The GOSA teamed up with CTB-McGraw Hill, the state's testing vendor in charge of developing and scoring CRCT exams, to conduct an erasure analysis on schools' CRCTs. It examined the number of wrong answers that had been changed to right answers on student answer sheets in reading, English-language arts and math.
"The analysis looked on average at 125,000 test takers in every subject and grade level at which the CRCT was administered and provided a clear picture of typical student test behavior against which all schools could be compared," said GOSA Executive Director Kathleen Mathers in the press release. "Our recommendations are intended to eliminate future problems and help students who have been adversely affected by test tampering."
After the analysis, the state placed schools in categories based on their percentage of flagged classrooms, or those with a high number of erasure marks that resulted in correct answers.

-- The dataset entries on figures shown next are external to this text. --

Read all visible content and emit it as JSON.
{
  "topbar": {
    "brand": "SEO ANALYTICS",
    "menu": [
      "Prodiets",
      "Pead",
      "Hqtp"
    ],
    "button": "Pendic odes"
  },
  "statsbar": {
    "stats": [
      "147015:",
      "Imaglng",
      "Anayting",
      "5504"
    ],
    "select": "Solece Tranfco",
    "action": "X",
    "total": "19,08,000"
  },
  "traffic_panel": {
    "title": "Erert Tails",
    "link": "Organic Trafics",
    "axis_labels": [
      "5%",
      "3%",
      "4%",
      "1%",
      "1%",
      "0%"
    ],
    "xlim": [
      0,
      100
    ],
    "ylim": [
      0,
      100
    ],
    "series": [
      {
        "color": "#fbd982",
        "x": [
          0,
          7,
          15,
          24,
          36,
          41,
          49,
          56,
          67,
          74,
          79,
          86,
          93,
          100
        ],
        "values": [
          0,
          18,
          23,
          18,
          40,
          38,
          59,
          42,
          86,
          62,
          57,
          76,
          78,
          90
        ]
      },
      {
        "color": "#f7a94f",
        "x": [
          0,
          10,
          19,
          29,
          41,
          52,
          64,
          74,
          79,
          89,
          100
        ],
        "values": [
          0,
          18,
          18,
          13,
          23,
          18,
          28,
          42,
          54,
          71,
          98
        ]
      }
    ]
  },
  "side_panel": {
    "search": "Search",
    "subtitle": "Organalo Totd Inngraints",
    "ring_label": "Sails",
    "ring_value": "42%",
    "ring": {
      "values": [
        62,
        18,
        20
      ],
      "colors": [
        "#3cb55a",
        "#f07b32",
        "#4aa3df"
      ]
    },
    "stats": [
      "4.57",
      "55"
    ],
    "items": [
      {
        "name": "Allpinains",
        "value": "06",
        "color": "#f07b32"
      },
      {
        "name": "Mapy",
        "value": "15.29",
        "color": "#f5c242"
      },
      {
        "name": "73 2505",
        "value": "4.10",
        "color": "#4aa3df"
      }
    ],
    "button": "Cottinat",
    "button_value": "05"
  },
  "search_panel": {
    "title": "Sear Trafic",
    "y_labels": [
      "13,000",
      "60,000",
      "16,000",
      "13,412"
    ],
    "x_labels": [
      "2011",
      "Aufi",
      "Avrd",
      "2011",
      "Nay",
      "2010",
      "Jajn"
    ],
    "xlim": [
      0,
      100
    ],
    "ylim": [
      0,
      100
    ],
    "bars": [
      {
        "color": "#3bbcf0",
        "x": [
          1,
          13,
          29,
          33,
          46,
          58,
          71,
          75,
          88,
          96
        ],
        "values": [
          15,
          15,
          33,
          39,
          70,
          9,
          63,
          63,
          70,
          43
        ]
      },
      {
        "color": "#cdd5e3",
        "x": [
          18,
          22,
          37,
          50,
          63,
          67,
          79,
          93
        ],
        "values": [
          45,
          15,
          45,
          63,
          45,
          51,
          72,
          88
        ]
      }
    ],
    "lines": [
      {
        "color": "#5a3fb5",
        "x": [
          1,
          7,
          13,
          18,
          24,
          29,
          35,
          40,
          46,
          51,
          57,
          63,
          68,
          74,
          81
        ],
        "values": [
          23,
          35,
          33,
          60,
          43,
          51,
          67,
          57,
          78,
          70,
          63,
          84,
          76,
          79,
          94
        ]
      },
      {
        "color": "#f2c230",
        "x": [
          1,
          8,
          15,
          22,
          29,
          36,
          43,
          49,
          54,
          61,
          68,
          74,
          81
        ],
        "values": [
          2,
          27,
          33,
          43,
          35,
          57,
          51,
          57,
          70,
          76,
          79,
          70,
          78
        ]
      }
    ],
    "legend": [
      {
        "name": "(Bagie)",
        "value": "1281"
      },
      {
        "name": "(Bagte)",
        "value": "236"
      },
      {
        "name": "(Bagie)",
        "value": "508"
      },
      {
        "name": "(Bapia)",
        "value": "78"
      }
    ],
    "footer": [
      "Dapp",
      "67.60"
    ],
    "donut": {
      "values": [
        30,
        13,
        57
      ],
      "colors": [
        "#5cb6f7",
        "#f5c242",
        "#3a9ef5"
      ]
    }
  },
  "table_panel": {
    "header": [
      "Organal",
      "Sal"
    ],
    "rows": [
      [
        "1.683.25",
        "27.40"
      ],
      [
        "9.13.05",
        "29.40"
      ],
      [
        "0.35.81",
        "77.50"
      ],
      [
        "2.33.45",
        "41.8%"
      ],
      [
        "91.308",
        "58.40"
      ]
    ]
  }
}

According to the GOSA, schools in the "minimal concern" category will have Local Education Agencies monitor test environments or rotate teachers and will offer student support services based on any irregularities found. Those with moderate and severe concerns will undergo state and local investigations, notify parents of irregularities, rotate teachers and offer student support.
Georgia students in third, fifth and eighth grades must meet or exceed standards on the CRCT in reading and fifth- and eighth-grade students also must meet or exceed the standards in math to be promoted to the next grade level.
The 2009 CRCT results showed that the average percentage of first- through eighth-grade students in RCPS who met or exceeded standards, or passed the test, were above state pass averages in 32 out of the 34 areas that the Georgia Department of Education reported for the year.
According to the Georgia Department of Education, 98 percent of third graders at Barksdale Elementary passed reading, 94.9 percent passed English and 89.9 passed math; 87.1 percent of third graders at C.J. Hicks passed reading, 90.1 passed English and 73.3 passed math. At Barksdale, 93.3 percent of its fifth-grade students passed reading, 94.4 passed English and 93.3 passed math; at C.J. Hicks, 88.4 passed reading, 96.4 passed English and 79.6 passed math.
CRCT data, as well as other factors like attendance, determine a school's Adequate Yearly Progress, as required under the federal No Child Left Behind Act. Schools and school systems in Georgia that don't meet AYP may be place on the state's Needs Improvement list, depending on their pass performance. In 2009, all RCPS schools met AYP and no schools are on the Needs Improvement list.
A complete list of Georgia schools and their CRCT analysis results are available on the GOSA Web site, www.gaosa.org.